Segundo uma tradição antiga das Ilhas Faroé, na décima terceira noite do ano era permitido às focas subirem a terra, tirar as peles e assumir a sua existência humana, divertindo-se a dançar e a brincar.
Um camponês da aldeia de Mikladalur, na ilha de Kalsóy, intrigado e querendo verificar se era verdade, foi deitar-se na praia à espera numa tarde de décimo terceiro dia. Viu as focas a chegar em grande número, a nadar para a costa. Juntaram-se na praia, despiram as peles e pousaram-nas cuidadosamente nos rochedos. Pareciam mesmo pessoas normais. O rapaz fixou a atenção numa jovem rapariga foca que deixou a pele pertinho dele, e quando a dança começou gatinhou uns metros e roubou-a. A dança e os jogos continuaram toda a noite, mas assim que o sol espreitou sobre o horizonte todas as focas correram a vestir as peles para voltar ao mar. A rapariga foca ficou aflita sem ver a sua, mesmo que o seu odor ainda pairasse no ar; então o rapaz de Mikladalur surgiu com a pele, mas não queria devolver-lha, apesar do desespero dela, e foi assim obrigada a segui-lo até à quinta.
Viveu com ela muitos anos como esposa, e ela deu-lhe muitos filhos, mas ele teve sempre o cuidado de não a deixar ter acesso à sua pele. Manteve-a fechada num baú de que só ele tinha a chave, chave essa que trazia sempre num cadeado preso ao cinto.
Um dia, quando estava no mar à pesca com os companheiros, deu conta de que deixara a chave em casa. Anunciou aos companheiros, pesaroso, "Hoje perdi a minha esposa !" – e explicou o que acontecera. Os homens puxaram as redes e as linhas e remaram para a praia o mais rápido que puderam, mas quando chegaram à casa da quinta encontraram as crianças sozinhas e a mãe ausente. O pai sabia que ela nunca mais voltaria, pois tinha apagado a lareira e arrumado todas as facas para prevenir que as crianças não se magoassem.
De facto, quando ela chegou à praia vestiu a pele de foca e mergulhou nas águas, onde uma foca rapaz, que a tinha amado desde sempre e ainda esperava por ela, surgiu a seu lado. Mais tarde, quando as crianças que ela tinha tido com o homem de Mikladalur viram um dia até à praia, uma foca emergiu das águas observando a terra; as pessoas naturalmente pensaram que era a mãe. E os anos passaram.
Depois um dia aconteceu que os homens de Mikladalur planearam entrar a fundo numa das cavernas da costa para caçar focas que lá viviam. Na noite anterior, a mulher-foca apareceu ao marido num sonho e disse-lhe que se ele fosse à caça na caverna, tinha de ter cuidado em não matar a grande foca macho deitada à entrada, pois essa era agora o seu marido. Nem devia ferir as duas crias de foca mais no fundo da cave, porque eram seus filhos, e descreveu as suas peles para ele não se enganar.

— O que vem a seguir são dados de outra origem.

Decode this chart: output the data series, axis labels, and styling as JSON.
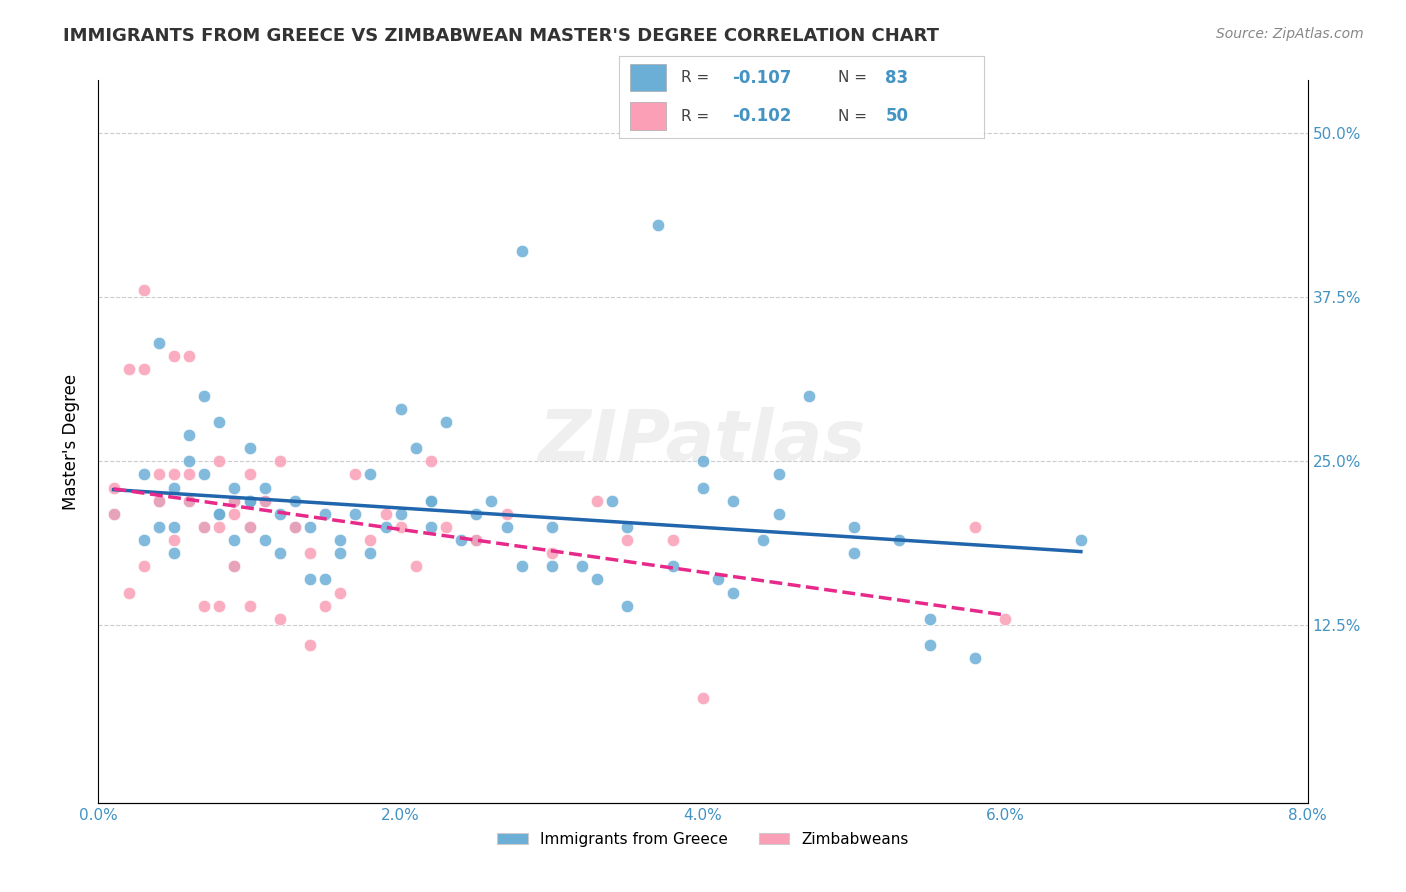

Mas o camponês não deu atenção à mensagem do sonho. Juntou-se aos outros, e mataram todas as focas que estavam à mão. No regresso, dividiram a 'apanha', e o camponês recebeu o grande macho e as patas trazeiras das crias.
À tarde, quando já estavam cozinhadas algumas partes das focas para jantar, houve uma grande estrondo na sala de fumo, e a foca-mulher apareceu na forma de um aterrador troll; foi cheirar a comida nas calhas e berrou uma maldição: ‘Aqui está a cabeça do meu marido com as sobrancelhas, a mão do Hárek e o pé do Fredrik! A vingança vai ser medonha, vingança contra os homens de Mikladalur, uns vão morrer no mar e outros cairão do topo dos penhascos, até haver tantos mortos que possam de mãos dadas dar a volta às praias da ilha de Kalsóy!"
Assim que pronunciou estas palavras, desapareceu com um grande trovão e nunca mais foi vista. Mas ainda hoje, infelizmente, acontece de tempos a tempos que homens da aldeia de Mikladalur se afogam no mar ou caem das altas falésias; o que deve ser motivo de grande preocupação é que o número de vítimas ainda esteja longe de que todos possam com as mãos dadas perfazer o perímetro da ilha de Kalsóy.